Corsera – Inter, Milan e il San Siro 2.0: i due club potrebbero decidere di trasferirsi…

Corsera – Inter, Milan e il San Siro 2.0: i due club potrebbero decidere di trasferirsi…

Ecco come sarà il nuovo stadio pensato da Inter e Milan

di Gianni Pampinella

L’ipotesi di abbattere San Siro, come previsto dal progetto di fattibilità presentato da Inter e Milan al Comune di Milano, continua a far discutere. Il Corriere della Sera parla del nuovo stadio e delle riflessioni in corso del Comune di Milano: “Teoricamente si potrebbe anche fare, nel senso che il Comune, proprietario, potrebbe anche decidere di non demolirlo.

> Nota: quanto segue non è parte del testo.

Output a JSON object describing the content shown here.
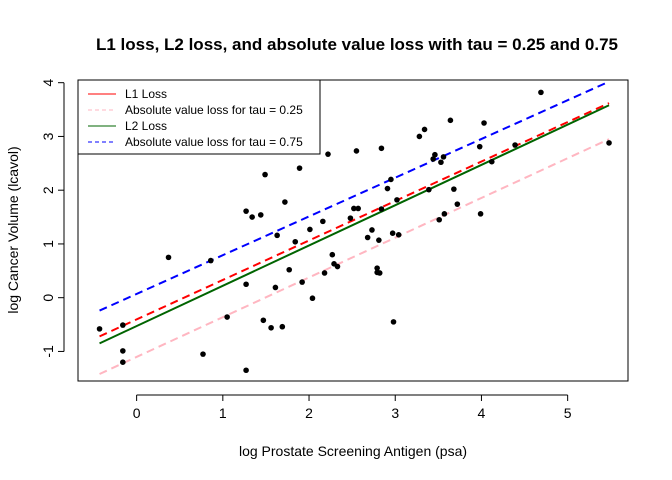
{
  "chart_data": {
    "type": "scatter",
    "title": "L1 loss, L2 loss, and absolute value loss with tau = 0.25 and 0.75",
    "xlabel": "log Prostate Screening Antigen (psa)",
    "ylabel": "log Cancer Volume (lcavol)",
    "xlim": [
      -0.68,
      5.7
    ],
    "ylim": [
      -1.55,
      4.05
    ],
    "xticks": [
      0,
      1,
      2,
      3,
      4,
      5
    ],
    "yticks": [
      -1,
      0,
      1,
      2,
      3,
      4
    ],
    "grid": false,
    "legend_position": "top-left",
    "points": {
      "color": "#000000",
      "x": [
        -0.43,
        -0.16,
        -0.16,
        -0.16,
        0.37,
        0.77,
        0.86,
        1.05,
        1.27,
        1.27,
        1.27,
        1.34,
        1.44,
        1.47,
        1.49,
        1.56,
        1.61,
        1.63,
        1.69,
        1.72,
        1.77,
        1.84,
        1.89,
        1.92,
        2.01,
        2.04,
        2.16,
        2.18,
        2.22,
        2.27,
        2.29,
        2.33,
        2.48,
        2.52,
        2.55,
        2.57,
        2.68,
        2.73,
        2.79,
        2.79,
        2.81,
        2.82,
        2.84,
        2.84,
        2.91,
        2.95,
        2.97,
        2.98,
        3.02,
        3.04,
        3.28,
        3.34,
        3.39,
        3.44,
        3.46,
        3.51,
        3.53,
        3.56,
        3.57,
        3.64,
        3.68,
        3.72,
        3.98,
        3.99,
        4.03,
        4.12,
        4.39,
        4.69,
        5.48
      ],
      "y": [
        -0.58,
        -0.51,
        -0.99,
        -1.2,
        0.75,
        -1.05,
        0.69,
        -0.36,
        1.61,
        0.25,
        -1.35,
        1.5,
        1.54,
        -0.42,
        2.29,
        -0.56,
        0.19,
        1.16,
        -0.54,
        1.78,
        0.52,
        1.04,
        2.41,
        0.29,
        1.27,
        -0.01,
        1.42,
        0.46,
        2.67,
        0.8,
        0.63,
        0.58,
        1.48,
        1.66,
        2.73,
        1.66,
        1.12,
        1.26,
        0.55,
        0.47,
        1.07,
        0.46,
        1.65,
        2.78,
        2.03,
        2.2,
        1.2,
        -0.45,
        1.82,
        1.17,
        3.0,
        3.13,
        2.01,
        2.58,
        2.66,
        1.45,
        2.52,
        2.62,
        1.56,
        3.3,
        2.02,
        1.74,
        2.81,
        1.56,
        3.25,
        2.53,
        2.84,
        3.82,
        2.88
      ]
    },
    "series": [
      {
        "name": "L1 Loss",
        "style": "dashed",
        "color": "#ff0000",
        "x": [
          -0.43,
          5.48
        ],
        "y": [
          -0.72,
          3.62
        ]
      },
      {
        "name": "Absolute value loss for tau = 0.25",
        "style": "dashed",
        "color": "#ffb6c1",
        "x": [
          -0.43,
          5.48
        ],
        "y": [
          -1.42,
          2.95
        ]
      },
      {
        "name": "L2 Loss",
        "style": "solid",
        "color": "#006400",
        "x": [
          -0.43,
          5.48
        ],
        "y": [
          -0.85,
          3.58
        ]
      },
      {
        "name": "Absolute value loss for tau = 0.75",
        "style": "dashed",
        "color": "#0000ff",
        "x": [
          -0.43,
          5.48
        ],
        "y": [
          -0.24,
          4.02
        ]
      }
    ],
    "legend": [
      {
        "label": "L1 Loss",
        "color": "#ff0000",
        "style": "solid"
      },
      {
        "label": "Absolute value loss for tau = 0.25",
        "color": "#ffb6c1",
        "style": "dashed"
      },
      {
        "label": "L2 Loss",
        "color": "#006400",
        "style": "solid"
      },
      {
        "label": "Absolute value loss for tau = 0.75",
        "color": "#0000ff",
        "style": "dashed"
      }
    ]
  }
}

Ma senza l’area a disposizione per costruire albergo, centro commerciale, uffici e distretto multifunzionale — che dovrebbero appunto sorgere dove ora c’è San Siro —, il progetto perderebbe ogni interesse economico per Inter e Milan. Che a quel punto potrebbero decidere di trasferirsi altrove, magari a Sesto San Giovanni, fin qui piano B e assieme spauracchio per il sindaco di Milano Beppe Sala. Lo stadio deve servire per aumentare i ricavi delle società (e infatti i posti corporate, quelli più lussuosi, saranno il 20% circa, oggi sono il 4%), senza — è la promessa — copiare troppo gli inglesi quanto a rincaro dei biglietti. L’idea è quella di proporre diverse «esperienze» per diversi tifosi (e diverse tasche): saranno previste aree per famiglie, per bambini e anche una zona con posti solo in piedi per il tifo più caldo“.

San Siro, Milano

 

Per convincere il Comune, le due società nelle 750 pagine depositate puntano però su altro: San Siro oggi non rende neanche al Comune, che incassa 9 milioni d’affitto, ma solo di manutenzione ne spende 10; con la costruzione del nuovo impianto non ci sarà perdita patrimoniale perché le società avranno il diritto di superficie per 90 anni ma la proprietà poi tornerà al Comune e tutta la zona sarà rivalutata; San Siro 2.0 sarà completamente privo di barriere architettoniche, semi-interrato (7 metri sotto terra), e così si innalzerà per soli 30 metri rispetto ai 68 attuali: questo comporterà un impatto minore e una netta riduzione dell’inquinamento acustico. E mentre il Comune studia, Inter e Milan vogliono farsi trovare pronti: sono sei gli studi internazionali di architettura già contattati, agosto sarà il tempo della selezione“.